Folk music here is purposefully de-folkified. It isn’t the ahistorical sound of the Volk. It’s not the sonic equivalent of a rustic wooden sculpture made by a visionary tobacco farmer from Kentucky. Instead, it’s folk music as a 1950s Chevy tailfin: showy, flashy, ludicrous, full of glint and style and utopian longings to live in the moment, even if this turns out to be a moment from the past.

On Spottswood’s show, then, we are not in the realm of folk music understood as the pulsating heartbeat of a vibrant, rooted community. Instead, when we tune in Spottswood’s show, we journey to the dispersed, dusty alcoves, attics, and basements of a former community’s sonic coherence. We get lost, disoriented, outmoded on the margins and edges of the collective musical soundscape of American popular song.

Listening to the Dick Spottswood Show, we find ourselves in a new community on those margins and edges: a secret society of shamanic listeners. In short, we are no longer among the originators, but we are instead among the collectors. We’re listening to ghosts.

But we only hear those sonic ghosts through figures such as Spottswood, who, like spiritualist mediums at a seance, tune in those ghosts, touch and perceive their shapes, and link them together.

As Spottswood re-collects and recollects older songs, how weird that roots music would emerge on his radio show from such seemingly rootless and now-lost sounds.

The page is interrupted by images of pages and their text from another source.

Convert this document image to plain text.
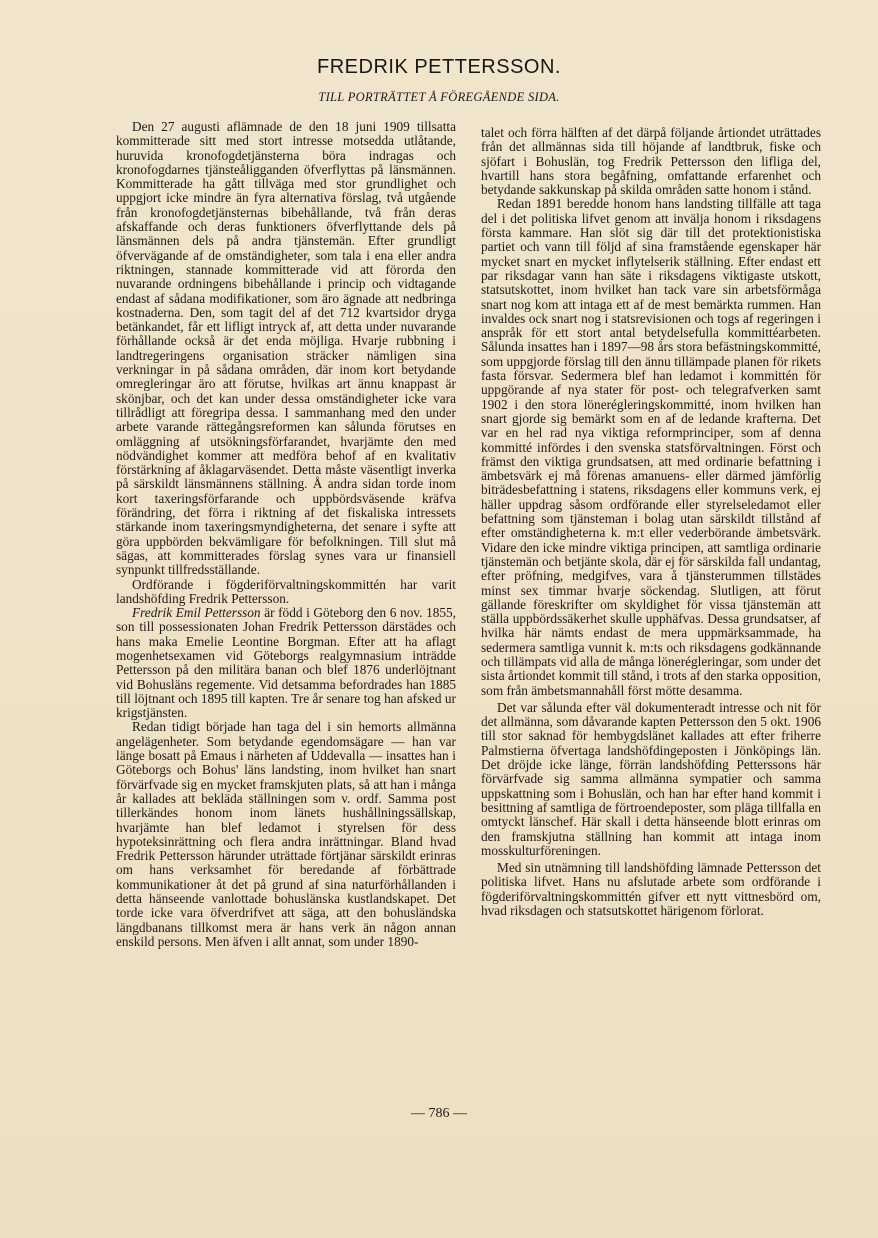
FREDRIK PETTERSSON.
TILL PORTRÄTTET Å FÖREGÅENDE SIDA.

Den 27 augusti aflämnade de den 18 juni 1909 tillsatta kommitterade sitt med stort intresse motsedda utlåtande, huruvida kronofogdetjänsterna böra indragas och kronofogdarnes tjänsteåligganden öfverflyttas på länsmännen. Kommitterade ha gått tillväga med stor grundlighet och uppgjort icke mindre än fyra alternativa förslag, två utgående från kronofogdetjänsternas bibehållande, två från deras afskaffande och deras funktioners öfverflyttande dels på länsmännen dels på andra tjänstemän. Efter grundligt öfvervägande af de omständigheter, som tala i ena eller andra riktningen, stannade kommitterade vid att förorda den nuvarande ordningens bibehållande i princip och vidtagande endast af sådana modifikationer, som äro ägnade att nedbringa kostnaderna. Den, som tagit del af det 712 kvartsidor dryga betänkandet, får ett lifligt intryck af, att detta under nuvarande förhållande också är det enda möjliga. Hvarje rubbning i landtregeringens organisation sträcker nämligen sina verkningar in på sådana områden, där inom kort betydande omregleringar äro att förutse, hvilkas art ännu knappast är skönjbar, och det kan under dessa omständigheter icke vara tillrådligt att föregripa dessa. I sammanhang med den under arbete varande rättegångsreformen kan sålunda förutses en omläggning af utsökningsförfarandet, hvarjämte den med nödvändighet kommer att medföra behof af en kvalitativ förstärkning af åklagarväsendet. Detta måste väsentligt inverka på särskildt länsmännens ställning. Å andra sidan torde inom kort taxeringsförfarande och uppbördsväsende kräfva förändring, det förra i riktning af det fiskaliska intressets stärkande inom taxeringsmyndigheterna, det senare i syfte att göra uppbörden bekvämligare för befolkningen. Till slut må sägas, att kommitterades förslag synes vara ur finansiell synpunkt tillfredsställande.

Ordförande i fögderiförvaltningskommittén har varit landshöfding Fredrik Pettersson.

Fredrik Emil Pettersson är född i Göteborg den 6 nov. 1855, son till possessionaten Johan Fredrik Pettersson därstädes och hans maka Emelie Leontine Borgman. Efter att ha aflagt mogenhetsexamen vid Göteborgs realgymnasium inträdde Pettersson på den militära banan och blef 1876 underlöjtnant vid Bohusläns regemente. Vid detsamma befordrades han 1885 till löjtnant och 1895 till kapten. Tre år senare tog han afsked ur krigstjänsten.

Redan tidigt började han taga del i sin hemorts allmänna angelägenheter. Som betydande egendomsägare — han var länge bosatt på Emaus i närheten af Uddevalla — insattes han i Göteborgs och Bohus' läns landsting, inom hvilket han snart förvärfvade sig en mycket framskjuten plats, så att han i många år kallades att bekläda ställningen som v. ordf. Samma post tillerkändes honom inom länets hushållningssällskap, hvarjämte han blef ledamot i styrelsen för dess hypoteksinrättning och flera andra inrättningar. Bland hvad Fredrik Pettersson härunder uträttade förtjänar särskildt erinras om hans verksamhet för beredande af förbättrade kommunikationer åt det på grund af sina naturförhållanden i detta hänseende vanlottade bohuslänska kustlandskapet. Det torde icke vara öfverdrifvet att säga, att den bohusländska längdbanans tillkomst mera är hans verk än någon annan enskild persons. Men äfven i allt annat, som under 1890-

talet och förra hälften af det därpå följande årtiondet uträttades från det allmännas sida till höjande af landtbruk, fiske och sjöfart i Bohuslän, tog Fredrik Pettersson den lifliga del, hvartill hans stora begåfning, omfattande erfarenhet och betydande sakkunskap på skilda områden satte honom i stånd.

Redan 1891 beredde honom hans landsting tillfälle att taga del i det politiska lifvet genom att invälja honom i riksdagens första kammare. Han slöt sig där till det protektionistiska partiet och vann till följd af sina framstående egenskaper här mycket snart en mycket inflytelserik ställning. Efter endast ett par riksdagar vann han säte i riksdagens viktigaste utskott, statsutskottet, inom hvilket han tack vare sin arbetsförmåga snart nog kom att intaga ett af de mest bemärkta rummen. Han invaldes ock snart nog i statsrevisionen och togs af regeringen i anspråk för ett stort antal betydelsefulla kommittéarbeten. Sålunda insattes han i 1897—98 års stora befästningskommitté, som uppgjorde förslag till den ännu tillämpade planen för rikets fasta försvar. Sedermera blef han ledamot i kommittén för uppgörande af nya stater för post- och telegrafverken samt 1902 i den stora lönerégleringskommitté, inom hvilken han snart gjorde sig bemärkt som en af de ledande krafterna. Det var en hel rad nya viktiga reformprinciper, som af denna kommitté infördes i den svenska statsförvaltningen. Först och främst den viktiga grundsatsen, att med ordinarie befattning i ämbetsvärk ej må förenas amanuens- eller därmed jämförlig biträdesbefattning i statens, riksdagens eller kommuns verk, ej häller uppdrag såsom ordförande eller styrelseledamot eller befattning som tjänsteman i bolag utan särskildt tillstånd af efter omständigheterna k. m:t eller vederbörande ämbetsvärk. Vidare den icke mindre viktiga principen, att samtliga ordinarie tjänstemän och betjänte skola, där ej för särskilda fall undantag, efter pröfning, medgifves, vara å tjänsterummen tillstädes minst sex timmar hvarje söckendag. Slutligen, att förut gällande föreskrifter om skyldighet för vissa tjänstemän att ställa uppbördssäkerhet skulle upphäfvas. Dessa grundsatser, af hvilka här nämts endast de mera uppmärksammade, ha sedermera samtliga vunnit k. m:ts och riksdagens godkännande och tillämpats vid alla de många lönerégleringar, som under det sista årtiondet kommit till stånd, i trots af den starka opposition, som från ämbetsmannahåll först mötte desamma.

Det var sålunda efter väl dokumenteradt intresse och nit för det allmänna, som dåvarande kapten Pettersson den 5 okt. 1906 till stor saknad för hembygdslänet kallades att efter friherre Palmstierna öfvertaga landshöfdingeposten i Jönköpings län. Det dröjde icke länge, förrän landshöfding Petterssons här förvärfvade sig samma allmänna sympatier och samma uppskattning som i Bohuslän, och han har efter hand kommit i besittning af samtliga de förtroendeposter, som pläga tillfalla en omtyckt länschef. Här skall i detta hänseende blott erinras om den framskjutna ställning han kommit att intaga inom mosskulturföreningen.

Med sin utnämning till landshöfding lämnade Pettersson det politiska lifvet. Hans nu afslutade arbete som ordförande i fögderiförvaltningskommittén gifver ett nytt vittnesbörd om, hvad riksdagen och statsutskottet härigenom förlorat.

— 786 —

#207 – The Folk Look in Mod Art

Monday, April 7th, 2008

modernism as the folk art of modernity?

Last post, I asked if a folk artist was merely a modernist with a good marketing plan? Today, in a kind of follow-up review in the Times by Roberta Smith, the art of Doris Lee posed a corollary question: is a modernist merely a folk artist responding to a new folk milieu?

“The Violinist, Woodstock” by Doris Lee

“The Violinist, Woodstock” by Doris Lee (Photo: Noel Allum)

If not, is there something about the distance, the remove, the consciousness, the purposefulness, the premeditation, the irony of modernism that distinguishes it from folk art, which we use to define (probably dubiously) art that seems unmediated, direct, without irony?

But let’s say that the new context for art in the twentieth century involved a new kind of authenticity for the ironic perspective on life — an irony wrought by industrialization, bureaucratization, centralization and their alienations and absurdities (earlier phases of society had their own alienations and absurdities of course, but not the same ones). If folk art is art grounded in everyday life, and modernization transforms everyday life, then modernism is a kind of folk art for its times.

Maybe these labels and the debates about them are just silly. But we use those terms, so we should think about them carefully.

More significantly, we feel aesthetic responses of authenticity and irony to the art that we have to name and label, even if those names and labels are misleading and, ultimately, contradictory. So probing those responses to art for their social embeddedness is worthwhile.

Folk artist – modernist. They signal different social positions, different populations, different markets, different milieus, but the dialectic between them fuses in the story of modernity itself and its all-pervasive transformations of perception.